Still, Trump’s rhetoric overshadowed everything else. The question, then, is whether his trade brinkmanship will derail the AI-fueled market — or if the Magnificent Seven kingdom will stand.

What you need to know today

Trump threatens China with cooking oil embargo. That’s in response to Beijing halting its purchases of U.S. soybeans since May. Whether 100% tariffs on China come into effect depends on how the country reacts, U.S. Trade Representative Jamieson Greer said Tuesday.

Prices in China fall more than expected in September. The consumer price index declined 0.3% from a year earlier, steeper than the 0.2% drop forecast by economists. However, core CPI rose 1% year on year, the highest since February 2024, according to Wind Information.

ChatGPT will soon allow ‘erotica’ for adults. OpenAI CEO Sam Altman announced the major policy shift Tuesday, saying that it’s part of the company’s “treat adult users like adults” principle. The company previously prohibited most adult content on its chatbot.

U.S. stocks were mixed. On Tuesday, the S&P 500 and Nasdaq Composite fell but recovered from session lows. The Dow Jones Industrial Average, however, closed in the green. Asia-Pacific markets traded higher Wednesday. South Korea’s Kospi index jumped more than 2.5%.

[PRO] An attractive European fixed income play. This niche area has “real value,” according to BlackRock’s James Turner, co-head of global fixed income in EMEA. In addition, it offers protection against the risk of interest rate fluctuations.

And finally…

NEW YORK, NY – FEBRUARY 09: Chinese Consul General in New York Huang Ping (C) and his wife Zhang Aiping participate in a closing bell ceremony to celebrate the Chinese New Year, the Year of the Dragon, on February 8, 2024 in New York City.

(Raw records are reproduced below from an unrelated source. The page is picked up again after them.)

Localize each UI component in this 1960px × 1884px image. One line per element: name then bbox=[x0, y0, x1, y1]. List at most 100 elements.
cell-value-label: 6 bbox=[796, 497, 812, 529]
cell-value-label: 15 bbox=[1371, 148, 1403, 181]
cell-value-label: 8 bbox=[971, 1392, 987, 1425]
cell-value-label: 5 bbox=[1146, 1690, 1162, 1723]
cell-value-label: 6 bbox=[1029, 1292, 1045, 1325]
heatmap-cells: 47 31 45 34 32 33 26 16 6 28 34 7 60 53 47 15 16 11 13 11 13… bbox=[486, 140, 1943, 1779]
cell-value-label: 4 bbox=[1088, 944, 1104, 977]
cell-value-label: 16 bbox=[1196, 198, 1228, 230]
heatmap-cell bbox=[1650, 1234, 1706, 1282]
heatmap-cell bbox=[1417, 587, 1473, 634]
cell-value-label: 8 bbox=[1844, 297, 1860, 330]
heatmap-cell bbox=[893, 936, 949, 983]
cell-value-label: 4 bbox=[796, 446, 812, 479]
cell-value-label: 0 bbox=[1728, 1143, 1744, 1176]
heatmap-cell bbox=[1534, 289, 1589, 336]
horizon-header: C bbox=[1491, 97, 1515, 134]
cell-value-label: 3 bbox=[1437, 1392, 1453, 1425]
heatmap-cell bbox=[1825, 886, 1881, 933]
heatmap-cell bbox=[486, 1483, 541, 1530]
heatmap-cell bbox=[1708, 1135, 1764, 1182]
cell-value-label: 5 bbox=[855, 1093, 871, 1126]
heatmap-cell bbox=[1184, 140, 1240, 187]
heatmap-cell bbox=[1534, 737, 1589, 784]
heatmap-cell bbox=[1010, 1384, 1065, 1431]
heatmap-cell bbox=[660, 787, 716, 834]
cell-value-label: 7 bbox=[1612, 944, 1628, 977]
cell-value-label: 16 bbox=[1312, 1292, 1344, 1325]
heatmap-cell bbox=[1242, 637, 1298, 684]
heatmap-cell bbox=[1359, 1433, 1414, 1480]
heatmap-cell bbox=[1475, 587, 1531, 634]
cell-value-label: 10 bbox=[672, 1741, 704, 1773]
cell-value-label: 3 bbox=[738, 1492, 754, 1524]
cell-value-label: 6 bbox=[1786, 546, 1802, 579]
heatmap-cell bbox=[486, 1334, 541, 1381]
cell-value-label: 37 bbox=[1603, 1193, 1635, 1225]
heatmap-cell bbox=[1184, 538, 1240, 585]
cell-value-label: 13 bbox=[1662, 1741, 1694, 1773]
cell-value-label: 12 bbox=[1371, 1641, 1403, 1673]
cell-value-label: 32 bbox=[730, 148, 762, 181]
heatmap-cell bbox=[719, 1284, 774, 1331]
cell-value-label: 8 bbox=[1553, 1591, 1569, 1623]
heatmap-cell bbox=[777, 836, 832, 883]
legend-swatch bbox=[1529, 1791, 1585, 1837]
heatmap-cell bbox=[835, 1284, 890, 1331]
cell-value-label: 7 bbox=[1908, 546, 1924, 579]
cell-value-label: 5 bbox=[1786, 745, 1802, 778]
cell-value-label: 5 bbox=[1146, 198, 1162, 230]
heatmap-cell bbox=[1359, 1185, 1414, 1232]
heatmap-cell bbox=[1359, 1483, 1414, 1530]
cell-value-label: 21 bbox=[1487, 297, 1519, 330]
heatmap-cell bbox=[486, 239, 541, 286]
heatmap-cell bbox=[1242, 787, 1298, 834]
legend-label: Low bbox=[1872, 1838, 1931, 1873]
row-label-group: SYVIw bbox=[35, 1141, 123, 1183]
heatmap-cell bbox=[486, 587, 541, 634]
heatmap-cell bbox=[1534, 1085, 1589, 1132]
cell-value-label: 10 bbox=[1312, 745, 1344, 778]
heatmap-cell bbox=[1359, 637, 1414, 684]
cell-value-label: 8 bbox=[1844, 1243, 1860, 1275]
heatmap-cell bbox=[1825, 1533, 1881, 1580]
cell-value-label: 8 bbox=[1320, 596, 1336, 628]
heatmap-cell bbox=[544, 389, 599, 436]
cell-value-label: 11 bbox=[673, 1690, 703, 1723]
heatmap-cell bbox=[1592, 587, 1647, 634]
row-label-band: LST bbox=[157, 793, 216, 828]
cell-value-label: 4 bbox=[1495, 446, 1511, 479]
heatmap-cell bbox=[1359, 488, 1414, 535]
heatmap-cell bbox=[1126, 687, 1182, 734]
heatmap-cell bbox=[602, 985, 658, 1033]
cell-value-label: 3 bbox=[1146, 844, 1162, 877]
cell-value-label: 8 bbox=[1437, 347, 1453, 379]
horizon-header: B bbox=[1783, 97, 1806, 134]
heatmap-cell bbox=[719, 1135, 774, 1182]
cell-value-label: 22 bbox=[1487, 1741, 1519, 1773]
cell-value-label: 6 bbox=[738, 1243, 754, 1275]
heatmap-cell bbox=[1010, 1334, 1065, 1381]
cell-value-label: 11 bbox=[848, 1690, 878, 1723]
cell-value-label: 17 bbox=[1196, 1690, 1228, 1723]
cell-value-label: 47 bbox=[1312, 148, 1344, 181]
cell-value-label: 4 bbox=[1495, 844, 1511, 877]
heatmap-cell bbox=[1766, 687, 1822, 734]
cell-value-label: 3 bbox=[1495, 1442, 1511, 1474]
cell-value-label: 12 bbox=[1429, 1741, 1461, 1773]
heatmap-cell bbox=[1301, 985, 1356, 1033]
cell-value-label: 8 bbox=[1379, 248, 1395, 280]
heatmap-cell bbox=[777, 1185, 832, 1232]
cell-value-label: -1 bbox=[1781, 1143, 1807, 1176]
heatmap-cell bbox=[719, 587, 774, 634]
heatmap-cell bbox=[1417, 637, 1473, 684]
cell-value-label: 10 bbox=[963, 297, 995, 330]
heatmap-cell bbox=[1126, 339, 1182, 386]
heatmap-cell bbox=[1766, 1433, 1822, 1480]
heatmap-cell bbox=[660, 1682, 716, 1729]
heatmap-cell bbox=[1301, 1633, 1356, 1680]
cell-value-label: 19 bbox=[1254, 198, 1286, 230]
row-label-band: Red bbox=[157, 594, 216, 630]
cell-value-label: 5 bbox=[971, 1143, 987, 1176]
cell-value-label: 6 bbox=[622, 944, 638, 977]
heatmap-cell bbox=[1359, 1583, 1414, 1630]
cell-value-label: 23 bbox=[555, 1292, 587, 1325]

China News Service | Getty Images

Chinese firms pull back from listing in the U.S. as Hong Kong IPOs see a surge

Chinese initial public offerings in the U.S. have slumped 4% year on year in terms of deal value so far this year, raising just $875.7 million from 23 deals. Meanwhile, Chinese IPOs in Hong Kong this year have surged 164% year on year, raising $18.4 billion from 56 listings, Dealogic data showed.

One major snarl for Chinese companies interested in U.S. listings is Beijing’s tight control of the IPO process. A growing number of U.S.-listed Chinese companies are also looking at Hong Kong amid rising delisting risks in the U.S., a trend that’s giving an extra boost to the city’s sizzling market.